Gate latching begins this week on the Green Line

The next step to secure gates on the Metro Rail system begins this week at the Green Line’s Crenshaw, Vermont/Athens and Harbor Freeway stations with gates scheduled to be latched Wednesday, April 9. Los Angeles County Sheriff’s Department deputies are assigned to the stations from 6 to 9 a.m. and 3 to 6 p.m. through April 11 to provide advance notice and to assist patrons.

Metro Green Line stations at Redondo Beach, Douglas, El Segundo, Mariposa, Aviation/LAX and Hawthorne/Lennox stations already have gates that are latched. Metro plans to latch the five remaining Green Line Stations by the end of May. When this phase of latching is complete, 41 of 80 Metro Rail stations will be latched and Metro staff are exploring adding gates at some of the remaining stations. 

Gate latching requires passengers to use a TAP card loaded with an appropriate fare to pass through turnstiles at rail stations. TAP helps to strengthen security and fare enforcement and is utilized as fare media on 11 transportation providers including Metro, the Los Angeles Department of Transportation LADOT), Access, Antelope Valley, Culver City, Gardena, Foothill, Norwalk, Montebello, Santa Clarita and Torrance.

Metrolink has its own TAP-enabled tickets that allow Metrolink riders to transfer to Metro Rail at no additional cost. A total of 26 carriers are scheduled to be part of TAP by the end of this year, helping to create a more seamless and regional transit system.
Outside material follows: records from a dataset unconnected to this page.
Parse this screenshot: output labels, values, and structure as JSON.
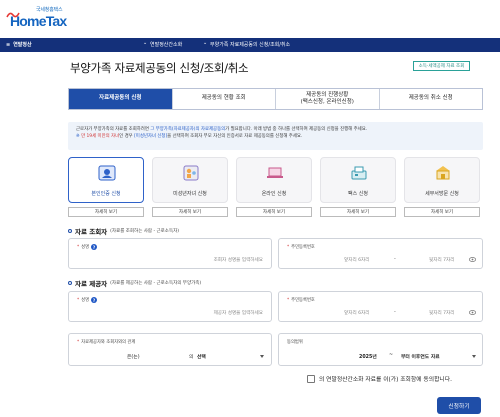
{
  "logo": {
    "sub": "국세청홈택스",
    "main": "HomeTax"
  },
  "nav": {
    "menu_label": "연말정산",
    "crumbs": [
      "연말정산간소화",
      "부양가족 자료제공동의 신청/조회/취소"
    ]
  },
  "page": {
    "title": "부양가족 자료제공동의 신청/조회/취소",
    "help_tag": "소득·세액공제 자료 조회"
  },
  "tabs": [
    {
      "label": "자료제공동의 신청",
      "active": true
    },
    {
      "label": "제공동의 현황 조회",
      "active": false
    },
    {
      "label": "제공동의 진행상황\n(팩스신청, 온라인신청)",
      "active": false
    },
    {
      "label": "제공동의 취소 신청",
      "active": false
    }
  ],
  "notice": {
    "line1_pre": "근로자가 부양가족의 자료를 조회하려면 ",
    "line1_hl": "그 부양가족(자료제공자)의 자료제공동의",
    "line1_post": "가 필요합니다. 아래 방법 중 하나를 선택하여 제공동의 신청을 진행해 주세요.",
    "line2_mark": "※ ",
    "line2_red": "만 19세 미만의 자녀",
    "line2_mid": "인 경우 ",
    "line2_hl": "[미성년자녀 신청]",
    "line2_post": "을 선택하여 조회자 부모 자신의 인증서로 자료 제공동의를 신청해 주세요."
  },
  "methods": [
    {
      "label": "본인인증 신청",
      "icon": "id-card-icon",
      "active": true
    },
    {
      "label": "미성년자녀 신청",
      "icon": "child-icon",
      "active": false
    },
    {
      "label": "온라인 신청",
      "icon": "laptop-icon",
      "active": false
    },
    {
      "label": "팩스 신청",
      "icon": "fax-icon",
      "active": false
    },
    {
      "label": "세무서방문 신청",
      "icon": "tax-office-icon",
      "active": false
    }
  ],
  "detail_label": "자세히 보기",
  "viewer_section": {
    "title": "자료 조회자",
    "subtitle": "(자료를 조회하는 사람 - 근로소득자)"
  },
  "provider_section": {
    "title": "자료 제공자",
    "subtitle": "(자료를 제공하는 사람 - 근로소득자의 부양가족)"
  },
  "viewer": {
    "name_label": "성명",
    "name_placeholder": "조회자 성명을 입력하세요",
    "rrn_label": "주민등록번호",
    "rrn_front_placeholder": "앞자리 6자리",
    "rrn_back_placeholder": "뒷자리 7자리"
  },
  "provider": {
    "name_label": "성명",
    "name_placeholder": "제공자 성명을 입력하세요",
    "rrn_label": "주민등록번호",
    "rrn_front_placeholder": "앞자리 6자리",
    "rrn_back_placeholder": "뒷자리 7자리"
  },
  "relation": {
    "label": "자료제공자와 조회자와의 관계",
    "prefix": "은(는)",
    "mid": "의",
    "value": "선택"
  },
  "period": {
    "label": "동의범위",
    "year": "2025년",
    "dash": "~",
    "value": "부터 이후연도 자료"
  },
  "consent_text": "의 연말정산간소화 자료를 이(가) 조회함에 동의합니다.",
  "submit_label": "신청하기",
  "colors": {
    "navy": "#14307a",
    "primary": "#1f4ea8",
    "red": "#d03030"
  }
}
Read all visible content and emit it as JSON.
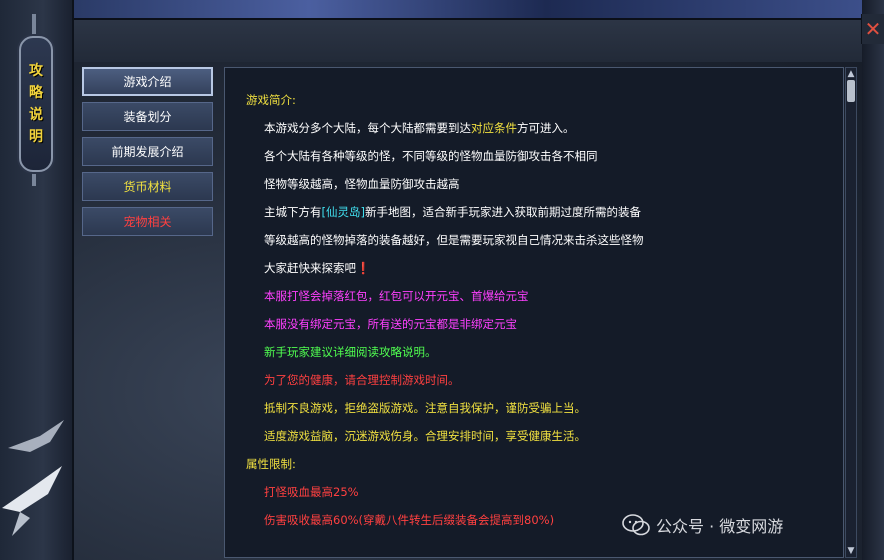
{
  "window": {
    "title_chars": [
      "攻",
      "略",
      "说",
      "明"
    ],
    "close_glyph": "✕"
  },
  "menu": [
    {
      "label": "游戏介绍",
      "color": "#ffffff",
      "active": true
    },
    {
      "label": "装备划分",
      "color": "#ffffff",
      "active": false
    },
    {
      "label": "前期发展介绍",
      "color": "#ffffff",
      "active": false
    },
    {
      "label": "货币材料",
      "color": "#f0e040",
      "active": false
    },
    {
      "label": "宠物相关",
      "color": "#ff4040",
      "active": false
    }
  ],
  "content": {
    "intro_heading": "游戏简介:",
    "intro_lines": [
      {
        "parts": [
          {
            "text": "本游戏分多个大陆，每个大陆都需要到达",
            "color": "#ffffff"
          },
          {
            "text": "对应条件",
            "color": "#f0e040"
          },
          {
            "text": "方可进入。",
            "color": "#ffffff"
          }
        ]
      },
      {
        "parts": [
          {
            "text": "各个大陆有各种等级的怪，不同等级的怪物血量防御攻击各不相同",
            "color": "#ffffff"
          }
        ]
      },
      {
        "parts": [
          {
            "text": "怪物等级越高，怪物血量防御攻击越高",
            "color": "#ffffff"
          }
        ]
      },
      {
        "parts": [
          {
            "text": "主城下方有",
            "color": "#ffffff"
          },
          {
            "text": "[仙灵岛]",
            "color": "#40e0f0"
          },
          {
            "text": "新手地图，适合新手玩家进入获取前期过度所需的装备",
            "color": "#ffffff"
          }
        ]
      },
      {
        "parts": [
          {
            "text": "等级越高的怪物掉落的装备越好，但是需要玩家视自己情况来击杀这些怪物",
            "color": "#ffffff"
          }
        ]
      },
      {
        "parts": [
          {
            "text": "大家赶快来探索吧❗",
            "color": "#ffffff"
          }
        ]
      },
      {
        "parts": [
          {
            "text": "本服打怪会掉落红包，红包可以开元宝、首爆给元宝",
            "color": "#ff40ff"
          }
        ]
      },
      {
        "parts": [
          {
            "text": "本服没有绑定元宝，所有送的元宝都是非绑定元宝",
            "color": "#ff40ff"
          }
        ]
      },
      {
        "parts": [
          {
            "text": "新手玩家建议详细阅读攻略说明。",
            "color": "#50ff50"
          }
        ]
      },
      {
        "parts": [
          {
            "text": "为了您的健康，请合理控制游戏时间。",
            "color": "#ff4040"
          }
        ]
      },
      {
        "parts": [
          {
            "text": "抵制不良游戏，拒绝盗版游戏。注意自我保护，谨防受骗上当。",
            "color": "#f0e040"
          }
        ]
      },
      {
        "parts": [
          {
            "text": "适度游戏益脑，沉迷游戏伤身。合理安排时间，享受健康生活。",
            "color": "#f0e040"
          }
        ]
      }
    ],
    "attr_heading": "属性限制:",
    "attr_lines": [
      {
        "parts": [
          {
            "text": "打怪吸血最高25%",
            "color": "#ff4040"
          }
        ]
      },
      {
        "parts": [
          {
            "text": "伤害吸收最高60%(穿戴八件转生后缀装备会提高到80%)",
            "color": "#ff4040"
          }
        ]
      }
    ],
    "heading_color": "#f0e040"
  },
  "watermark": {
    "text": "公众号 · 微变网游"
  }
}
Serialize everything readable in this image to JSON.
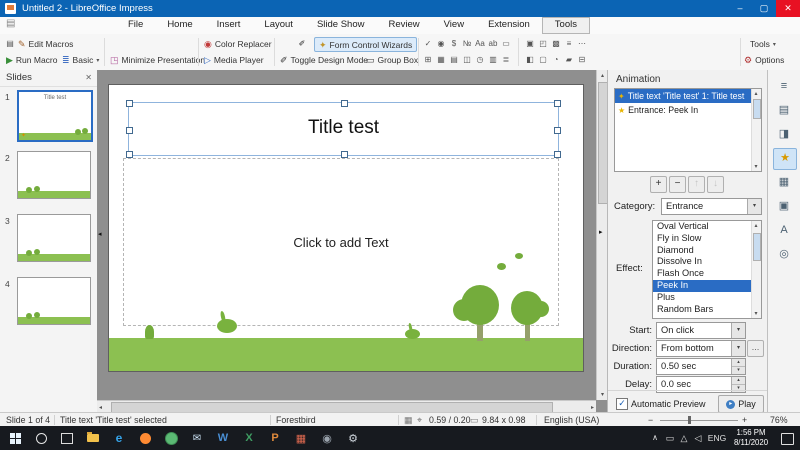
{
  "ui": {
    "dropdown_arrow": "▾",
    "spin_up": "▴",
    "spin_down": "▾",
    "scroll_up": "▴",
    "scroll_down": "▾",
    "scroll_left": "◂",
    "scroll_right": "▸",
    "splitter_left": "◂",
    "splitter_right": "▸",
    "check": "✓",
    "play_glyph": "▸"
  },
  "titlebar": {
    "title": "Untitled 2 - LibreOffice Impress",
    "minimize": "–",
    "maximize": "▢",
    "close": "✕"
  },
  "menubar": {
    "menu_icon": "▤",
    "tabs": [
      "File",
      "Home",
      "Insert",
      "Layout",
      "Slide Show",
      "Review",
      "View",
      "Extension",
      "Tools"
    ],
    "active_tab": "Tools"
  },
  "toolbar": {
    "doc_icon": "▤",
    "edit_macros": {
      "icon": "✎",
      "label": "Edit Macros"
    },
    "run_macro": {
      "icon": "▶",
      "label": "Run Macro"
    },
    "basic": {
      "icon": "≣",
      "label": "Basic"
    },
    "minimize_presentation": {
      "icon": "◳",
      "label": "Minimize Presentation"
    },
    "color_replacer": {
      "icon": "◉",
      "label": "Color Replacer"
    },
    "media_player": {
      "icon": "▷",
      "label": "Media Player"
    },
    "toggle_design_mode": {
      "icon": "✐",
      "label": "Toggle Design Mode"
    },
    "form_control_wizards": {
      "icon": "✦",
      "label": "Form Control Wizards"
    },
    "group_box": {
      "icon": "▭",
      "label": "Group Box"
    },
    "form_icons_row1": [
      "✓",
      "◉",
      "$",
      "№",
      "Aa",
      "ab",
      "▭"
    ],
    "form_icons_row2": [
      "⊞",
      "▦",
      "▤",
      "◫",
      "◷",
      "▥",
      "≣"
    ],
    "more_icons_row1": [
      "▣",
      "◰",
      "▩",
      "≡",
      "⋯"
    ],
    "more_icons_row2": [
      "◧",
      "▢",
      "◔",
      "▰",
      "⊟"
    ],
    "tools_menu": {
      "label": "Tools"
    },
    "options": {
      "icon": "⚙",
      "label": "Options"
    }
  },
  "slides_panel": {
    "header": "Slides",
    "close_icon": "✕",
    "slides": [
      {
        "number": "1"
      },
      {
        "number": "2"
      },
      {
        "number": "3"
      },
      {
        "number": "4"
      }
    ]
  },
  "slide": {
    "title": "Title test",
    "body_placeholder": "Click to add Text"
  },
  "animation_panel": {
    "title": "Animation",
    "list": [
      {
        "icon": "✦",
        "text": "Title text 'Title test' 1: Title test"
      },
      {
        "icon": "★",
        "text": "Entrance: Peek In"
      }
    ],
    "add_button": "+",
    "remove_button": "−",
    "move_up_button": "↑",
    "move_down_button": "↓",
    "category_label": "Category:",
    "category_value": "Entrance",
    "effect_label": "Effect:",
    "effects": [
      "Oval Vertical",
      "Fly in Slow",
      "Diamond",
      "Dissolve In",
      "Flash Once",
      "Peek In",
      "Plus",
      "Random Bars"
    ],
    "selected_effect": "Peek In",
    "start_label": "Start:",
    "start_value": "On click",
    "direction_label": "Direction:",
    "direction_value": "From bottom",
    "direction_options_icon": "…",
    "duration_label": "Duration:",
    "duration_value": "0.50 sec",
    "delay_label": "Delay:",
    "delay_value": "0.0 sec",
    "automatic_preview_label": "Automatic Preview",
    "play_label": "Play"
  },
  "sidebar_tabs": [
    {
      "name": "sidebar-settings",
      "glyph": "≡"
    },
    {
      "name": "properties",
      "glyph": "▤"
    },
    {
      "name": "slide-transition",
      "glyph": "◨"
    },
    {
      "name": "animation",
      "glyph": "★",
      "active": true
    },
    {
      "name": "master-slides",
      "glyph": "▦"
    },
    {
      "name": "gallery",
      "glyph": "▣"
    },
    {
      "name": "styles",
      "glyph": "A"
    },
    {
      "name": "navigator",
      "glyph": "◎"
    }
  ],
  "status_bar": {
    "slide_info": "Slide 1 of 4",
    "selection_info": "Title text 'Title test' selected",
    "template_name": "Forestbird",
    "fit_icon": "▦",
    "position_icon": "⌖",
    "position": "0.59 / 0.20",
    "size_icon": "▭",
    "size": "9.84 x 0.98",
    "language": "English (USA)",
    "zoom_out": "−",
    "zoom_in": "+",
    "zoom_percent": "76%"
  },
  "taskbar": {
    "apps": [
      {
        "name": "edge",
        "glyph": "e",
        "color": "#35a3e8"
      },
      {
        "name": "mail",
        "glyph": "✉",
        "color": "#cfe6f8"
      },
      {
        "name": "word",
        "glyph": "W",
        "color": "#4a8fd4"
      },
      {
        "name": "excel",
        "glyph": "X",
        "color": "#3f9e63"
      },
      {
        "name": "powerpoint",
        "glyph": "P",
        "color": "#e08a3c"
      },
      {
        "name": "impress",
        "glyph": "▦",
        "color": "#e06a50"
      },
      {
        "name": "gimp",
        "glyph": "◉",
        "color": "#9aa3ad"
      },
      {
        "name": "settings",
        "glyph": "⚙",
        "color": "#cfd6dd"
      }
    ],
    "tray": {
      "chevron": "∧",
      "battery": "▭",
      "network": "△",
      "volume": "◁",
      "language": "ENG",
      "time": "1:56 PM",
      "date": "8/11/2020"
    }
  },
  "colors": {
    "titlebar_blue": "#0b64b4",
    "selection_blue": "#2a6cc4",
    "grass_green": "#8cc051",
    "tree_green": "#74ac3c",
    "highlight_box": "#dcebfa"
  }
}
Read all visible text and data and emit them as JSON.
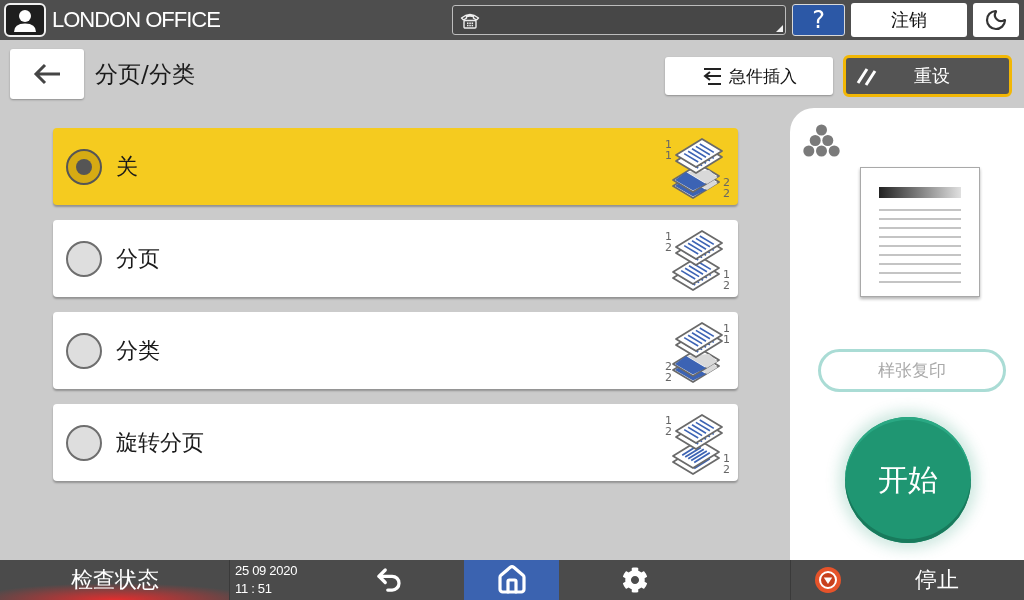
{
  "top_bar": {
    "user_name": "LONDON OFFICE",
    "help_button": "?",
    "logout_button": "注销"
  },
  "header": {
    "title": "分页/分类",
    "interrupt_button": "急件插入",
    "reset_button": {
      "label": "重设",
      "highlighted": true
    }
  },
  "options": [
    {
      "kind": "off",
      "label": "关",
      "selected": true,
      "icon_numbers": [
        "1",
        "1",
        "2",
        "2"
      ]
    },
    {
      "kind": "sort",
      "label": "分页",
      "selected": false,
      "icon_numbers": [
        "1",
        "2",
        "1",
        "2"
      ]
    },
    {
      "kind": "stack",
      "label": "分类",
      "selected": false,
      "icon_numbers": [
        "1",
        "1",
        "2",
        "2"
      ]
    },
    {
      "kind": "rotate_sort",
      "label": "旋转分页",
      "selected": false,
      "icon_numbers": [
        "1",
        "2",
        "1",
        "2"
      ]
    }
  ],
  "side_panel": {
    "sample_copy_button": {
      "label": "样张复印",
      "disabled": true
    },
    "start_button": "开始"
  },
  "bottom_bar": {
    "status_button": {
      "label": "检查状态",
      "alert": true
    },
    "date": "25 09 2020",
    "time": "11 : 51",
    "nav_buttons": [
      {
        "kind": "back",
        "selected": false
      },
      {
        "kind": "home",
        "selected": true
      },
      {
        "kind": "settings",
        "selected": false
      }
    ],
    "stop_button": "停止"
  }
}
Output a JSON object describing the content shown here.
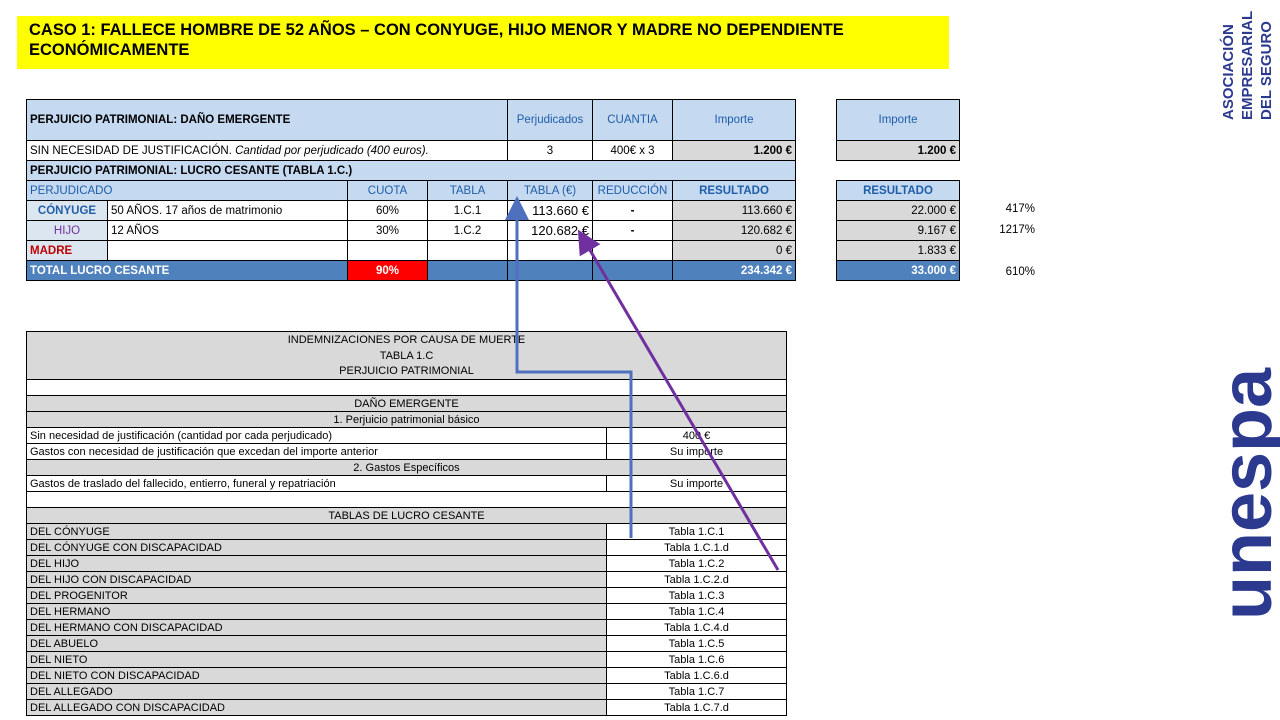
{
  "title": "CASO 1:  FALLECE HOMBRE DE 52 AÑOS  –  CON CONYUGE, HIJO MENOR Y MADRE NO DEPENDIENTE ECONÓMICAMENTE",
  "dano": {
    "header": "PERJUICIO PATRIMONIAL: DAÑO EMERGENTE",
    "col_perjudicados": "Perjudicados",
    "col_cuantia": "CUANTIA",
    "col_importe": "Importe",
    "col_importe2": "Importe",
    "row_label": "SIN NECESIDAD DE JUSTIFICACIÓN.",
    "row_label_italic": "Cantidad por perjudicado (400 euros).",
    "row_perjudicados": "3",
    "row_cuantia": "400€ x 3",
    "row_importe": "1.200 €",
    "row_importe2": "1.200 €"
  },
  "lucro": {
    "header": "PERJUICIO PATRIMONIAL: LUCRO CESANTE (TABLA 1.C.)",
    "col_perjudicado": "PERJUDICADO",
    "col_cuota": "CUOTA",
    "col_tabla": "TABLA",
    "col_tabla_eur": "TABLA (€)",
    "col_reduccion": "REDUCCIÓN",
    "col_resultado": "RESULTADO",
    "col_resultado2": "RESULTADO",
    "rows": [
      {
        "label": "CÓNYUGE",
        "desc": "50 AÑOS. 17 años de matrimonio",
        "cuota": "60%",
        "tabla": "1.C.1",
        "tabla_eur": "113.660 €",
        "reduccion": "-",
        "resultado": "113.660 €",
        "resultado2": "22.000 €",
        "pct": "417%"
      },
      {
        "label": "HIJO",
        "desc": "12 AÑOS",
        "cuota": "30%",
        "tabla": "1.C.2",
        "tabla_eur": "120.682 €",
        "reduccion": "-",
        "resultado": "120.682 €",
        "resultado2": "9.167 €",
        "pct": "1217%"
      },
      {
        "label": "MADRE",
        "desc": "",
        "cuota": "",
        "tabla": "",
        "tabla_eur": "",
        "reduccion": "",
        "resultado": "0 €",
        "resultado2": "1.833 €",
        "pct": ""
      }
    ],
    "total_label": "TOTAL LUCRO CESANTE",
    "total_cuota": "90%",
    "total_resultado": "234.342 €",
    "total_resultado2": "33.000 €",
    "total_pct": "610%"
  },
  "ref": {
    "title1": "INDEMNIZACIONES POR CAUSA DE MUERTE",
    "title2": "TABLA 1.C",
    "title3": "PERJUICIO PATRIMONIAL",
    "dano_header": "DAÑO EMERGENTE",
    "basico_header": "1. Perjuicio patrimonial básico",
    "basico_rows": [
      {
        "label": "Sin necesidad de justificación (cantidad por cada perjudicado)",
        "value": "400 €"
      },
      {
        "label": "Gastos con necesidad de justificación que excedan del importe anterior",
        "value": "Su importe"
      }
    ],
    "especificos_header": "2. Gastos Específicos",
    "especificos_rows": [
      {
        "label": "Gastos de traslado del fallecido, entierro, funeral y repatriación",
        "value": "Su importe"
      }
    ],
    "lucro_header": "TABLAS DE LUCRO CESANTE",
    "lucro_rows": [
      {
        "label": "DEL CÓNYUGE",
        "value": "Tabla 1.C.1"
      },
      {
        "label": "DEL CÓNYUGE CON DISCAPACIDAD",
        "value": "Tabla 1.C.1.d"
      },
      {
        "label": "DEL HIJO",
        "value": "Tabla 1.C.2"
      },
      {
        "label": "DEL HIJO CON DISCAPACIDAD",
        "value": "Tabla 1.C.2.d"
      },
      {
        "label": "DEL PROGENITOR",
        "value": "Tabla 1.C.3"
      },
      {
        "label": "DEL HERMANO",
        "value": "Tabla 1.C.4"
      },
      {
        "label": "DEL HERMANO CON DISCAPACIDAD",
        "value": "Tabla 1.C.4.d"
      },
      {
        "label": "DEL ABUELO",
        "value": "Tabla 1.C.5"
      },
      {
        "label": "DEL NIETO",
        "value": "Tabla 1.C.6"
      },
      {
        "label": "DEL NIETO CON DISCAPACIDAD",
        "value": "Tabla 1.C.6.d"
      },
      {
        "label": "DEL ALLEGADO",
        "value": "Tabla 1.C.7"
      },
      {
        "label": "DEL ALLEGADO CON DISCAPACIDAD",
        "value": "Tabla 1.C.7.d"
      }
    ]
  },
  "logo": {
    "brand": "unespa",
    "line1": "ASOCIACIÓN",
    "line2": "EMPRESARIAL",
    "line3": "DEL SEGURO"
  },
  "colors": {
    "title_bg": "#ffff00",
    "header_bg": "#c5d9f1",
    "total_bg": "#4f81bd",
    "arrow_blue": "#4f6fbf",
    "arrow_purple": "#7030a0",
    "logo_color": "#2b3a8f"
  }
}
Metro and its transit partners have been rolling out TAP for several years and Metro is monitoring TAP’s progress to determine its impact on fare evasion. The LASD and civilian security personnel provide added security on board trains and buses, as well as at transit facilities and stations. They randomly check patrons on trains and stations using electronic fare checkers to ensure proper payment is made.

  

  

2 replies

  1. Great news and it can’t come soon enough.

    The Green Line is plagued with people trying to ride for free. But in order to make this more effective, Metro needs proactively step up and staff these stations with Metro personnel at all times to keep an eye out on those who’d try to jump the gates. Real transit systems have real people closely monitoring the gates. You can’t keep trying to be cheap thinking that surveillance cameras and remote speakers are going to help prevent fare evaders. Fare evaders know that you guys can’t do anything because you’re several miles away watching it on TV and unable to stop them. It’s like you saying “oh, naughty naughty, you can’t do that” when the fare evaders just mock and laugh at you saying “yeah, whacha gonna do? LOL.” You need real, live people at these stations all the time.

    I know you don’t have the money, but can’t you figure out ways to make money so that you can pay for people at these stations? Other cities have real live people at their stations all the time so they must be finding money to do this.

  2. What I really want is Metrolink to be fully on TAP instead of these “TAP-enabled tickets” which is just a bandaid solution. Any word on how many decades it’ll take for this to be done?